What is Log Compaction?

Log Compaction is Kafka's intelligent way of managing data retention. Instead of simply deleting old messages, it keeps the most recent value for each message key while removing outdated values. This approach is especially valuable when you need to maintain the current state of your data, such as with database changes or configuration settings.

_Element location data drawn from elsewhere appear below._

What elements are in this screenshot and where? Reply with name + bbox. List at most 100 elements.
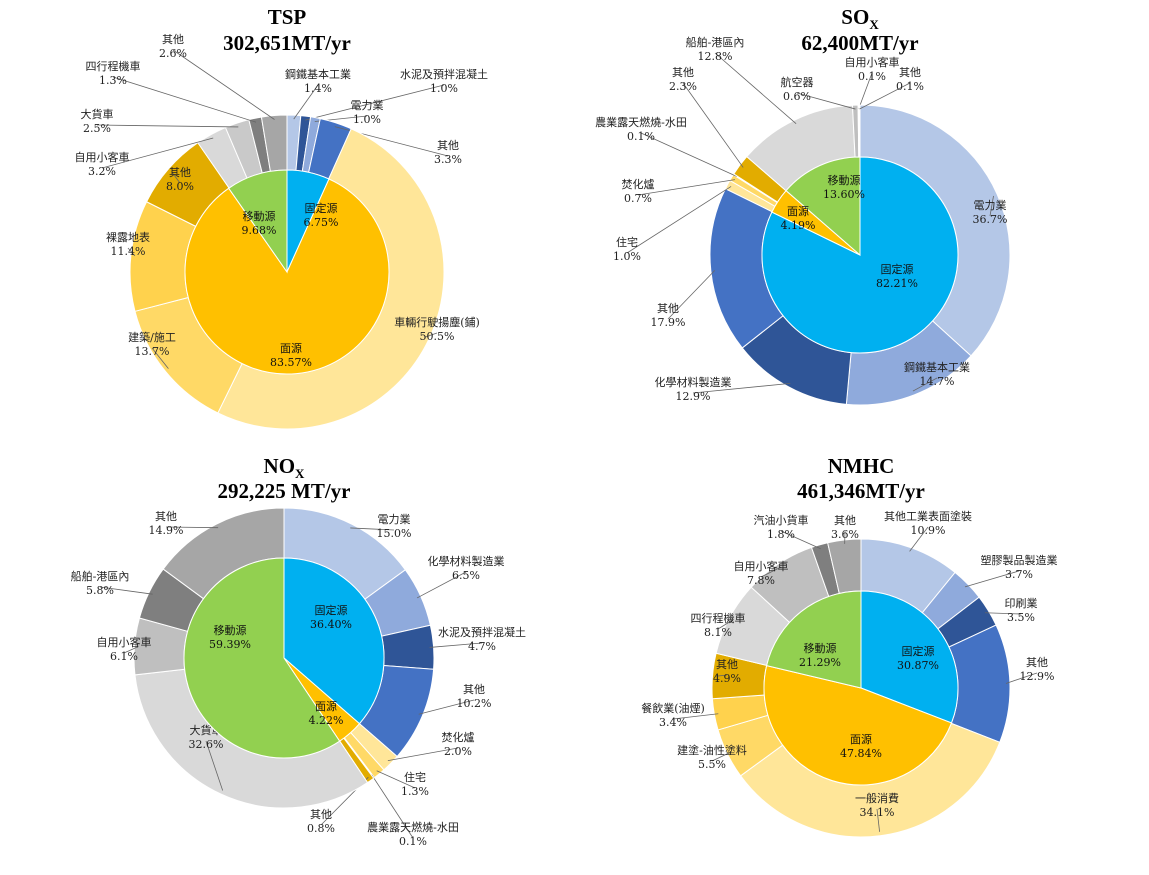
outer-slice-label: 住宅 1.3% <box>401 770 429 798</box>
leader-line <box>371 774 414 839</box>
outer-slice-label-name: 農業露天燃燒-水田 <box>367 820 459 834</box>
inner-slice-label-name: 面源 <box>787 204 809 218</box>
outer-slice-label: 裸露地表 11.4% <box>106 230 150 258</box>
outer-slice-label: 四行程機車 8.1% <box>691 611 746 639</box>
outer-slice-label-value: 1.0% <box>430 82 458 95</box>
outer-slice-label: 住宅 1.0% <box>613 235 641 263</box>
outer-slice-label-name: 其他 <box>155 510 177 523</box>
outer-slice-label-value: 14.9% <box>149 524 184 537</box>
inner-slice-label: 面源 4.19% <box>781 204 816 232</box>
inner-slice-label-name: 固定源 <box>881 262 914 276</box>
outer-slice-label-value: 1.3% <box>99 74 127 87</box>
outer-slice-label: 航空器 0.6% <box>781 75 814 103</box>
outer-slice-label-name: 其他 <box>1026 656 1048 669</box>
leader-line <box>626 186 732 254</box>
outer-slice-label-name: 自用小客車 <box>97 635 152 649</box>
inner-slice <box>785 156 861 257</box>
outer-slice-label-value: 3.3% <box>434 153 462 166</box>
outer-slice-label-value: 0.1% <box>627 130 655 143</box>
inner-slice <box>228 169 288 274</box>
outer-slice-label-value: 5.5% <box>698 758 726 771</box>
outer-slice-label-name: 航空器 <box>781 75 814 89</box>
inner-slice-label: 移動源 59.39% <box>209 623 251 651</box>
outer-slice-label-value: 4.9% <box>713 672 741 685</box>
outer-slice-label: 建築/施工 13.7% <box>128 330 176 358</box>
outer-slice-label: 印刷業 3.5% <box>1005 597 1038 624</box>
outer-slice-label: 焚化爐 0.7% <box>622 177 655 205</box>
inner-slice-label-name: 固定源 <box>902 644 935 658</box>
outer-slice-label: 其他 2.6% <box>159 33 187 60</box>
leader-line <box>912 377 938 392</box>
leader-line <box>780 530 821 550</box>
outer-slice-label: 塑膠製品製造業 3.7% <box>981 553 1058 581</box>
inner-slice-label: 固定源 36.40% <box>310 603 352 631</box>
chart-title-subscript: X <box>295 466 305 481</box>
leader-line <box>112 76 257 123</box>
leader-line <box>429 642 483 648</box>
inner-slice-label-name: 移動源 <box>243 209 276 223</box>
outer-slice-label: 其他 3.6% <box>831 514 859 541</box>
outer-slice-label-value: 6.5% <box>452 569 480 582</box>
chart-title-main: NMHC <box>828 454 895 478</box>
inner-slice-label-value: 83.57% <box>270 356 312 369</box>
outer-slice-label: 其他 0.1% <box>896 66 924 93</box>
outer-slice-label: 其他 0.8% <box>307 808 335 835</box>
chart-subtitle: 302,651MT/yr <box>223 31 351 55</box>
leader-line <box>716 674 728 677</box>
outer-slice-label-value: 3.4% <box>659 716 687 729</box>
outer-slice-label: 汽油小貨車 1.8% <box>754 513 809 541</box>
leader-line <box>714 52 797 125</box>
inner-slice-label-value: 82.21% <box>876 277 918 290</box>
inner-slice-label: 固定源 82.21% <box>876 262 918 290</box>
outer-slice-label-name: 化學材料製造業 <box>655 375 732 389</box>
inner-slice-label-name: 面源 <box>315 699 337 713</box>
outer-slice-label-value: 2.5% <box>83 122 111 135</box>
outer-slice-label: 其他 12.9% <box>1020 656 1055 683</box>
outer-slice-label: 化學材料製造業 12.9% <box>655 375 732 403</box>
outer-slice-label-name: 船舶-港區內 <box>71 569 130 583</box>
leader-line <box>172 49 275 120</box>
outer-slice-label-name: 其他 <box>834 514 856 527</box>
leader-line <box>205 740 224 791</box>
outer-slice-label-name: 自用小客車 <box>734 559 789 573</box>
leader-line <box>964 570 1020 588</box>
inner-slice-label: 面源 4.22% <box>309 699 344 727</box>
leader-line <box>711 751 732 762</box>
outer-slice-label-name: 自用小客車 <box>75 150 130 164</box>
leader-line <box>859 82 911 110</box>
chart-title-main: SO <box>841 5 869 29</box>
outer-slice-label: 其他 17.9% <box>651 302 686 329</box>
outer-slice-label: 其他 3.3% <box>434 139 462 166</box>
outer-slice-label: 船舶-港區內 5.8% <box>71 569 130 597</box>
outer-slice-label: 水泥及預拌混凝土 4.7% <box>438 625 526 653</box>
outer-slice-label: 自用小客車 6.1% <box>97 635 152 663</box>
inner-slice-label-value: 9.68% <box>242 224 277 237</box>
outer-slice-label-name: 其他 <box>169 166 191 179</box>
inner-slice-label: 面源 47.84% <box>840 732 882 760</box>
chart-title: TSP <box>268 5 307 29</box>
outer-slice <box>858 104 861 158</box>
outer-slice-label-name: 農業露天燃燒-水田 <box>595 115 687 129</box>
inner-slice-label-name: 移動源 <box>214 623 247 637</box>
leader-line <box>682 82 744 168</box>
leader-line <box>1005 672 1038 684</box>
outer-slice-label-name: 其他工業表面塗裝 <box>884 509 972 523</box>
outer-slice-label: 餐飲業(油煙) 3.4% <box>641 701 705 729</box>
leader-line <box>387 747 459 761</box>
leader-line <box>305 84 445 121</box>
outer-slice-label-value: 0.1% <box>399 835 427 848</box>
outer-slice-label-value: 3.6% <box>831 528 859 541</box>
outer-slice-label-name: 鋼鐵基本工業 <box>904 360 970 374</box>
leader-line <box>165 526 219 529</box>
inner-slice-label: 移動源 13.60% <box>823 173 865 201</box>
outer-slice-label-name: 船舶-港區內 <box>686 35 745 49</box>
outer-slice-label-name: 四行程機車 <box>86 59 141 73</box>
outer-slice-label: 建塗-油性塗料 5.5% <box>677 743 747 771</box>
inner-slice-label-value: 13.60% <box>823 188 865 201</box>
outer-slice-label: 一般消費 34.1% <box>855 791 899 819</box>
outer-slice-label-value: 5.8% <box>86 584 114 597</box>
outer-slice-label-name: 其他 <box>716 658 738 671</box>
leader-line <box>418 699 475 715</box>
leader-line <box>425 332 438 338</box>
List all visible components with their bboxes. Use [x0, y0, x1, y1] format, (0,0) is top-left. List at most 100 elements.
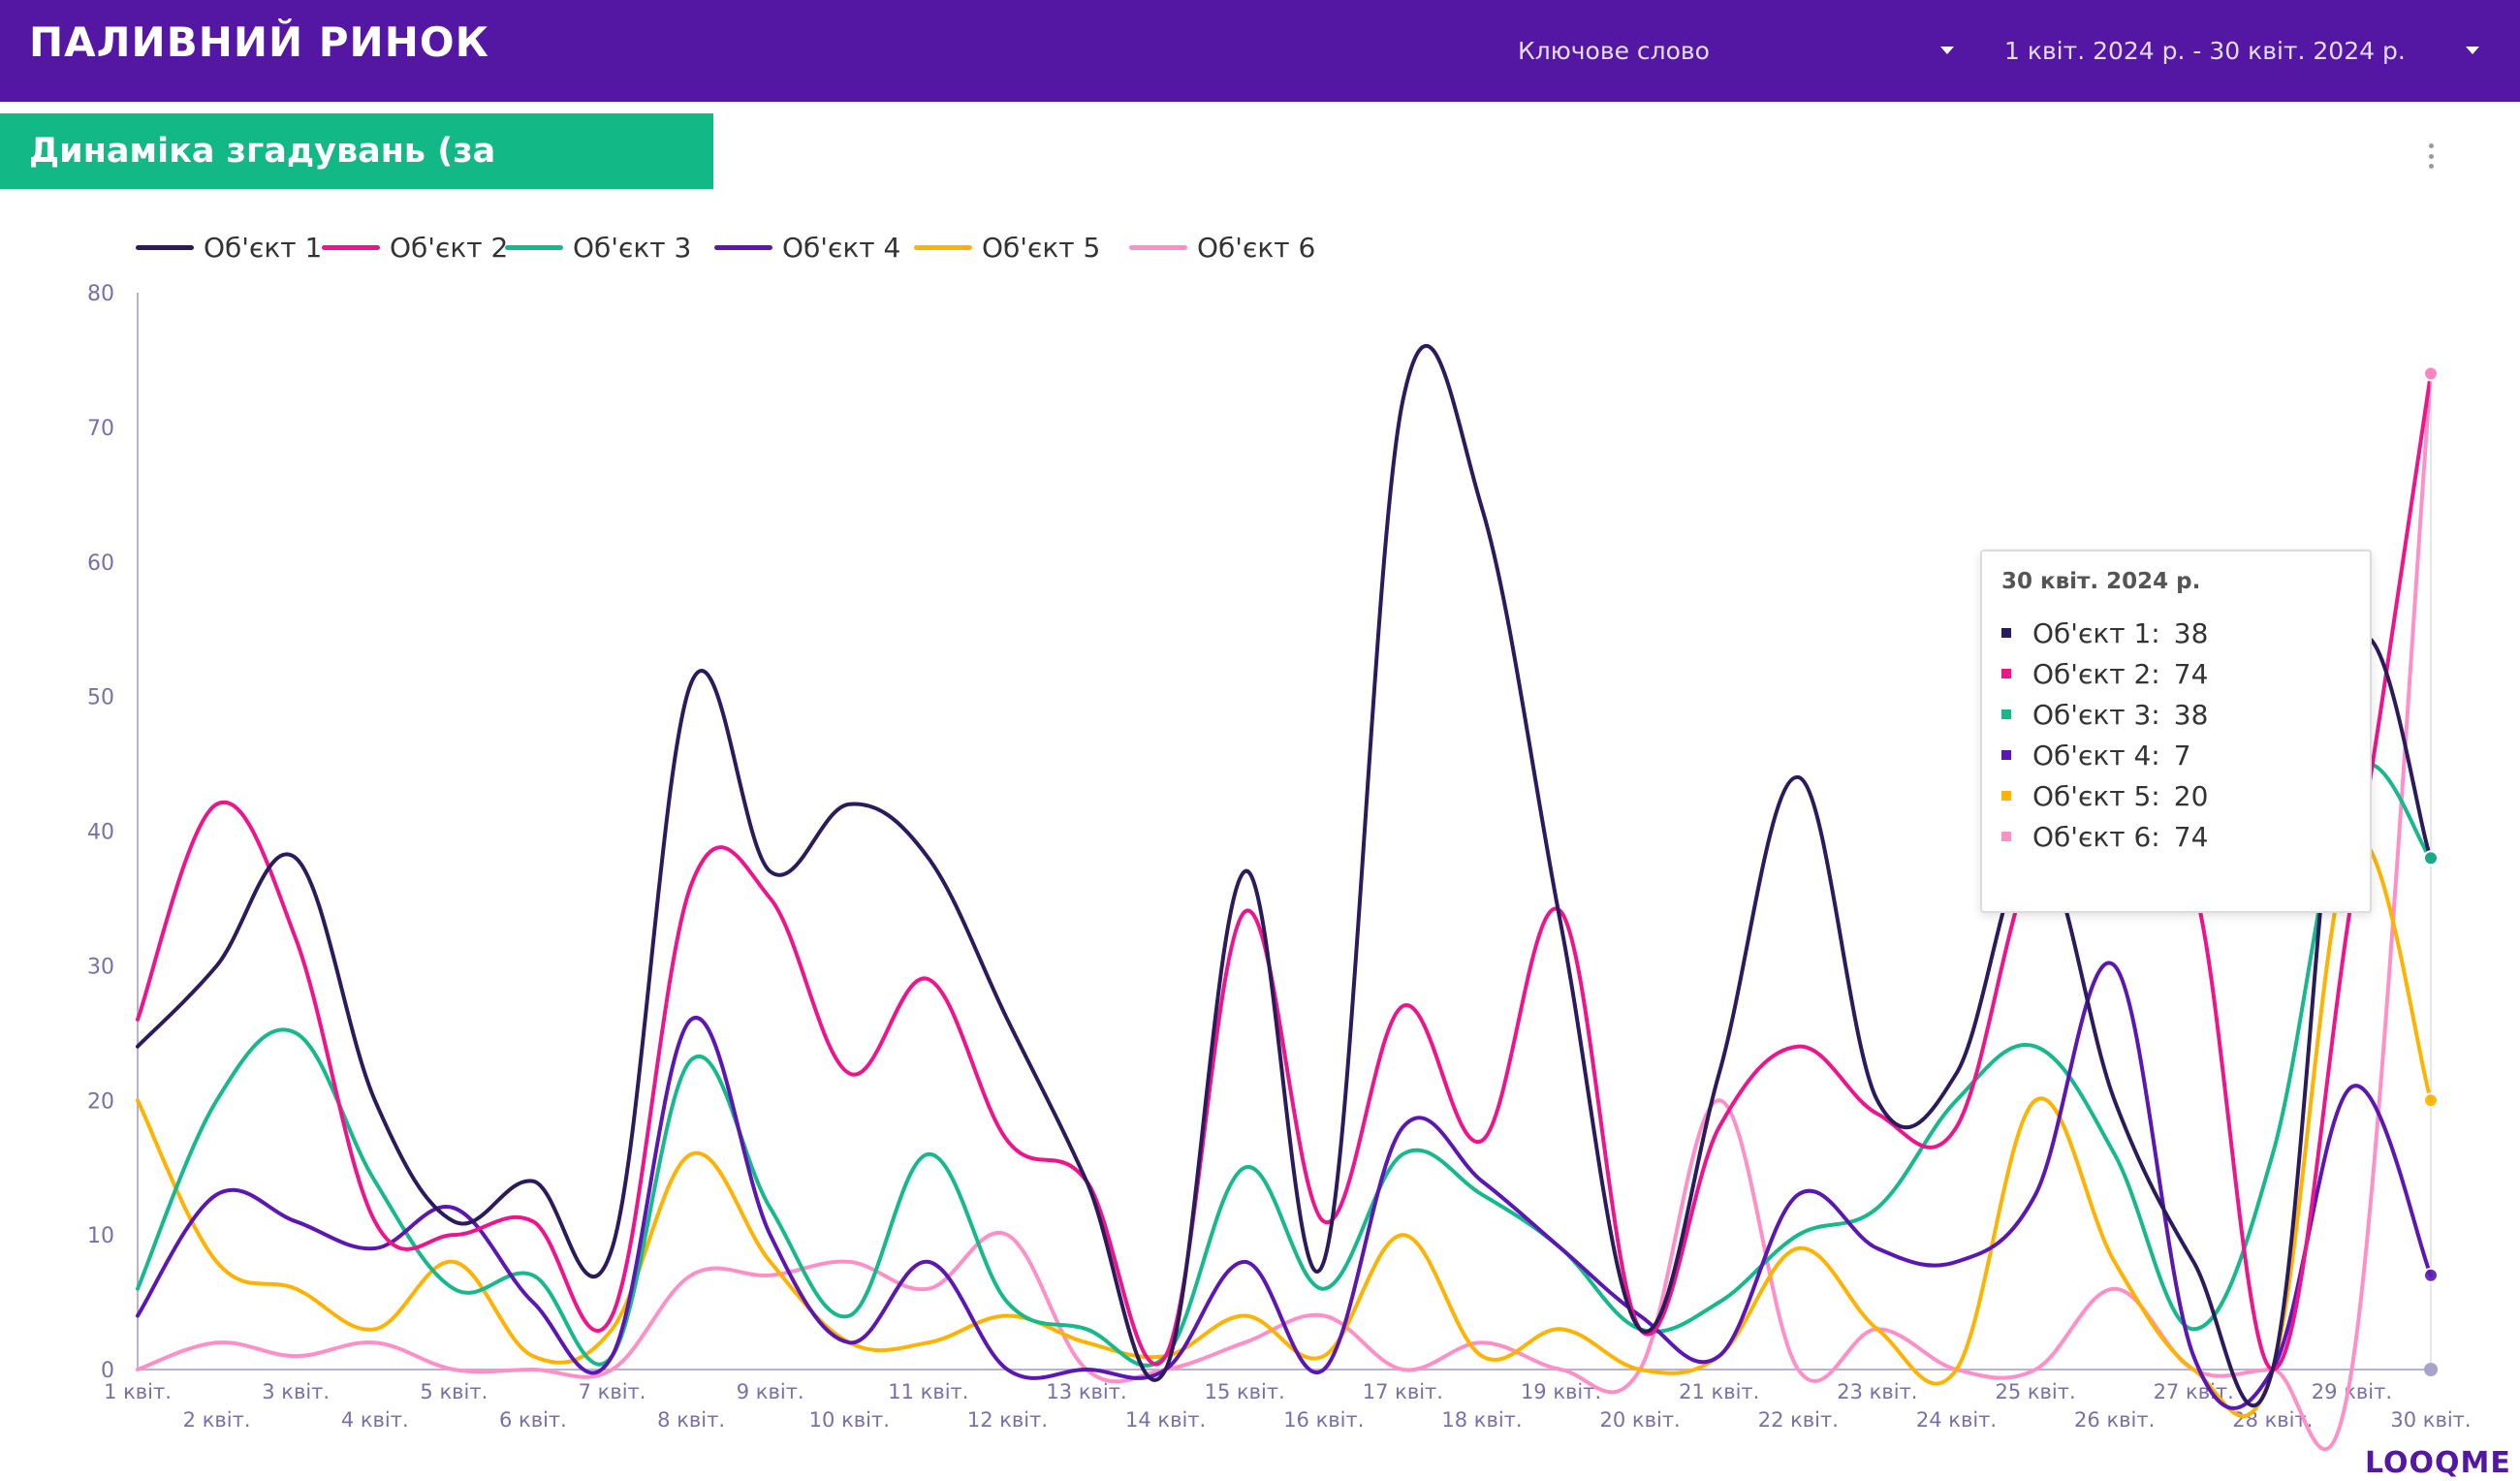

Kafka Log Compaction Mechanism

How Log Compaction Works

1. Log Storage Structure

Kafka divides the log into two segments:

Clean Segment: Data that has been compacted
Dirty Segment: New data waiting for compaction

2. Compaction Process

The compaction process consists of two main phases:

Scanning Phase:
- Scans through all messages in the Dirty segment
- Creates an index of message keys and their latest positions
Cleaning Phase:
- Preserves only the most recent record for each key
- Removes outdated duplicate records
- Maintains the original message sequence

3. Compaction Triggers

Compaction kicks in when:

Uncompacted data ratio exceeds threshold
Scheduled time interval is reached
Manual compaction is triggered

How to Configure Log Compaction?

Here's how to set up log compaction:

# Enable log compaction
log.cleanup.policy=compact

# Set compaction check interval
log.cleaner.backoff.ms=30000

# Set compaction trigger threshold
log.cleaner.min.cleanable.ratio=0.5

# Set compaction thread count
log.cleaner.threads=1

Use Cases

Log compaction is best suited for the following scenarios:

1. Database Change Records

Example of user information updates:

Initial record: key=1001, value=John
Update record: key=1001, value=John Smith
After compaction: key=1001, value=John Smith

2. System Configuration Management

Example of connection settings:

Initial config: key=max_connections, value=100
Updated config: key=max_connections, value=200
After compaction: key=max_connections, value=200

3. State Data Storage

Maintain latest entity states
Save storage space

Important Considerations

When using log compaction, keep these points in mind:

Messages Must Have Keys
- Only messages with keys can be compacted
- Keyless messages will remain untouched
Impact on System Performance
- Compaction process consumes system resources
- Configure parameters appropriately
Message Order Guarantees
- Messages with the same key stay in order
- Ordering between different keys isn't guaranteed

Summary

Kafka's log compaction offers a smart way to manage our data retention needs. It's perfect for cases where we only need the latest state of your data, helping you save storage space while keeping your data accessible. When properly configured, it can significantly improve our Kafka cluster's efficiency.